Sob esse aspecto, o que é necessário fixar é que no governo da Igreja, salvo os deveres essenciais impostos a todos os Pontífices por seu cargo apostólico, cada um deles pode adotar a atitude que julgar a melhor, segundo os tempos e outras circunstâncias. Disto é ele o único juiz; considerando que para isso ele tem não somente luzes especiais, mas ainda o conhecimento de condições e necessidades de toda a catolicidade a que convém que condescenda sua previdência apostólica. É ELE QUE CUIDA DO BEM PARTICULAR [??? – C’est lui qui doit procurer le bien de l’Eglise universelle, auquel se coordonne le bien de ses diverses parties, no original], e todos os outros que são submetidos a esta ordem devem secundar a ação de um diretor supremo e servir ao fim que ele quer atingir. Como a Igreja é uma e um o seu chefe, assim é uno o governo a que todos devem conformar-se.
Jorge,
Excelente post!!!
Eu grifaria também a seguinte frase:
“Aqueles que, entre duas direções diversas, repudiam o presente para prender-se ao passado, não dão prova de obediência à autoridade que tem o direito e o deverde guiá-los: e sob um certo aspecto se assemelham aos que, condenados, quisessem apelar ao Concílio futuro ou a um Papa melhor informado.”
Caro Jorge, bela introdução!
Agradeço pela correção. Eu copiei de uma publicação da revista “A Ordem” na faculdade onde estudo, devo ter me distraído. Quando a achei pensei logo no Concílio… Você falou em infalibilidade da Igreja, é isto mesmo que os tradicionalistas negam, pervertendo o dogma. Não nego que a possibilidade de existir erros em alguns documentos, mas se existem são acidentais. Falo com todas as Teologias Dogmáticas que já li ao lado que o VII não pode negar dogma e nem se opor à Tradição.
Nelson
Você sabe em qual edição de “A Ordem” está esse artigo/carta?
Há cerca de um semestre, listei um “índice” dos documentos que compõem o “dossiê” de que esta excelente Carta do Papa Leão XIII faz parte:
http://cumexapostolatusofficio.blogspot.com/2012/03/mais-uma-paulada.html?showComment=1331670694356#c2410229379864092076
Vale a pena conhecer os demais documentos também, para entender melhor as circunstâncias da Carta citada, o que sempre ajuda a bem interpretá-la.
Nelson, você poderia citar a edição da revista “A Ordem” de onde você afirma ter tirado esta tradução? Achei estranho uma revista tão renomada traduzir por “direções” o que obviamente são “diretrizes”, entre outros erros mais ou menos elementares.

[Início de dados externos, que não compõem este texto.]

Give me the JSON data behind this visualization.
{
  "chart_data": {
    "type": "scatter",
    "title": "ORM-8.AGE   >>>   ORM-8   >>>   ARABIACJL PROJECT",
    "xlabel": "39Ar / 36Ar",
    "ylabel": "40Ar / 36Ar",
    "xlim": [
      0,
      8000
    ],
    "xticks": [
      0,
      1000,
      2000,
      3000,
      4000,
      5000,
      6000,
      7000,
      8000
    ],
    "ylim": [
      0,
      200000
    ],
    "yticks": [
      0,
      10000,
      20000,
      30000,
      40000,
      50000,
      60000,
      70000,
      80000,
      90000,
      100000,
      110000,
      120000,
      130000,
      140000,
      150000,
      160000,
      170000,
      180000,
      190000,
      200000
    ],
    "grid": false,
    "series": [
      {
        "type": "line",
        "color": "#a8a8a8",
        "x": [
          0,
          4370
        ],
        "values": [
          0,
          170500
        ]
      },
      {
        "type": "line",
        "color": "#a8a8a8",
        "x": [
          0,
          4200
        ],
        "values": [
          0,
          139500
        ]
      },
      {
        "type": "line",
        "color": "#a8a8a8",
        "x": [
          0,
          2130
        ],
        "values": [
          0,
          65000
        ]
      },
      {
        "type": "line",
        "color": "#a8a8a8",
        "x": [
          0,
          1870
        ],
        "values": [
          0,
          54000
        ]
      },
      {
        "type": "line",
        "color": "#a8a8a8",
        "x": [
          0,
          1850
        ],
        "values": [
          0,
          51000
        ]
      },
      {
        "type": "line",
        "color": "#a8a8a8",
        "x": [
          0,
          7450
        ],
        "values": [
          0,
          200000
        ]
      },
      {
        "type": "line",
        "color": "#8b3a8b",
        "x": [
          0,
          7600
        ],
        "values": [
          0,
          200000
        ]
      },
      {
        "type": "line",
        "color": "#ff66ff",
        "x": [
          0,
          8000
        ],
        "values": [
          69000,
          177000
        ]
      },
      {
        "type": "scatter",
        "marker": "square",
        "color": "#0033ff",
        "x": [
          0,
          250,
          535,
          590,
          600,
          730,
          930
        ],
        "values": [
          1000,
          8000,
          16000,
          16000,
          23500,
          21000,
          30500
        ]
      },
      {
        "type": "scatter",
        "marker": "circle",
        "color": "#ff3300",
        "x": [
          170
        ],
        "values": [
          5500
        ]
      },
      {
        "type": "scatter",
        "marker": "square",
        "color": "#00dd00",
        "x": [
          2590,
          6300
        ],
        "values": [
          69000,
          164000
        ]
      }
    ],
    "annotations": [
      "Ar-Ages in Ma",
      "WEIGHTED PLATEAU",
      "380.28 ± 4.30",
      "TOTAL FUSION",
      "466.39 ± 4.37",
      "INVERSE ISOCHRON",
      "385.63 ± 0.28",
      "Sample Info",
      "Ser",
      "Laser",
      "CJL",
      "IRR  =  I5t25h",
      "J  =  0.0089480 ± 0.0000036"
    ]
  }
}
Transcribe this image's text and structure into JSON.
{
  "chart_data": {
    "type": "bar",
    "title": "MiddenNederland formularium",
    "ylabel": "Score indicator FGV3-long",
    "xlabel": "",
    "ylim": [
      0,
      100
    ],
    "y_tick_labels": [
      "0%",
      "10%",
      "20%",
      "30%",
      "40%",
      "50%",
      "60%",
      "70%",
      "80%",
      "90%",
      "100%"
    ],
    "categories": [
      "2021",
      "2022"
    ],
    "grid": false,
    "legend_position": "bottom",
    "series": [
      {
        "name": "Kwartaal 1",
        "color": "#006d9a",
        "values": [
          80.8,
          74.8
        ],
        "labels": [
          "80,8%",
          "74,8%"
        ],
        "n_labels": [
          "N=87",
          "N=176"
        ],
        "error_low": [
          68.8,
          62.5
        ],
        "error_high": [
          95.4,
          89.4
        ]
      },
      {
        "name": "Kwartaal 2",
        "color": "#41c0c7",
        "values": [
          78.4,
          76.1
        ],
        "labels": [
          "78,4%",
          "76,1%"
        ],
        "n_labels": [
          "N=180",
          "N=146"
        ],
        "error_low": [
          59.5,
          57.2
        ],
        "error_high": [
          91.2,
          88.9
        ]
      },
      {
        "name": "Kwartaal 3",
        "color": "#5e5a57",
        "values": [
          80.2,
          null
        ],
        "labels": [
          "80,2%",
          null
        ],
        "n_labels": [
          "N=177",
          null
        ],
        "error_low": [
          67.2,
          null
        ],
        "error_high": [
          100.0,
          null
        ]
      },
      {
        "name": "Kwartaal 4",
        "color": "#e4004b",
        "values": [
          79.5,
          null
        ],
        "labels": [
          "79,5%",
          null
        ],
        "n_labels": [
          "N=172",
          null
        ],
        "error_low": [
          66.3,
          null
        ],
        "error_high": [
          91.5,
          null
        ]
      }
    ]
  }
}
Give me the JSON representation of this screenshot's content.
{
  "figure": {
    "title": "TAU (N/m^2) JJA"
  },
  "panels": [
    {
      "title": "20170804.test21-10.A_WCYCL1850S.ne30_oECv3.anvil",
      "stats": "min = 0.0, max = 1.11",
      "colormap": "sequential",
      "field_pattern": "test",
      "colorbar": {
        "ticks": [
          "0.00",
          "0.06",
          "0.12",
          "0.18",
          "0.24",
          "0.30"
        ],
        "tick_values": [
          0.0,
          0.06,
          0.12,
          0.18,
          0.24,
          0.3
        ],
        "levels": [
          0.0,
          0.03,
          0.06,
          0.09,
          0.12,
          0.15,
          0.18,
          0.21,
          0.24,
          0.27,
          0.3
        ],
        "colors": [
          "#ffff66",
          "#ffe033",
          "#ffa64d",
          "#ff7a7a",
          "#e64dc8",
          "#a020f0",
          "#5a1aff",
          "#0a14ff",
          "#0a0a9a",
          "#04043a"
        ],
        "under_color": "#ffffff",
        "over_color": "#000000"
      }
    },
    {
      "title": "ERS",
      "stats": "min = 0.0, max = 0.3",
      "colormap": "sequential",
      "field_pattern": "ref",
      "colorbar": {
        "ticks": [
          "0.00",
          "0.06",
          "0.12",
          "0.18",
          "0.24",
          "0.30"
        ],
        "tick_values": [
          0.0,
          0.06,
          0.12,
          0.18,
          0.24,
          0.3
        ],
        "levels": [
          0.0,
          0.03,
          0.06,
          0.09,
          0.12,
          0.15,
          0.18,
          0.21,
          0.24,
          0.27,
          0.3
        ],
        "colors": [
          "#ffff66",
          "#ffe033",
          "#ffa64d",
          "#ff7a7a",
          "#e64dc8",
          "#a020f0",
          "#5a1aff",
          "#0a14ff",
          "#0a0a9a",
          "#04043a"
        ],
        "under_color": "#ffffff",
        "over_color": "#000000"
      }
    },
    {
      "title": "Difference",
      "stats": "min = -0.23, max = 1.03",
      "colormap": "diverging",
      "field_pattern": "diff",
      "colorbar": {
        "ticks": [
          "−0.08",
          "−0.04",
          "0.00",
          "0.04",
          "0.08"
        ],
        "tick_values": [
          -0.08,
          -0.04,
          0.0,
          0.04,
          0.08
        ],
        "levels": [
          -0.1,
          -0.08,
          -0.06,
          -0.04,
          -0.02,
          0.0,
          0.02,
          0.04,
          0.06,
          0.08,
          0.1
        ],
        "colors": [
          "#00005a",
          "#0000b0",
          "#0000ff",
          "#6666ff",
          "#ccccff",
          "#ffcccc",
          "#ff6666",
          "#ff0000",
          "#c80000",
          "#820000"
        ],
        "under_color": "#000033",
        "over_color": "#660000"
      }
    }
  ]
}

Lampedusa e Felipe Coelho,
infelizmente, eu não anotei… Falha lamentável! Mas vou resolver isso, vou procurá-la certinho na parte da estante onde estava, e trago para vocês.
Felipe, foi um leitor da revista que enviou à ela, pedindo que publicasse, o que fizeram logo nas primeiras páginas.
Abç.
Segue: A Ordem, v. 71, nº. 2, jul./set.. 1974.
A carta foi enviado não só por alguém que era leitor, mas próprio Presidente do Centro Dom Vital (na pressa de copiar nem reparei no fato tão significativo).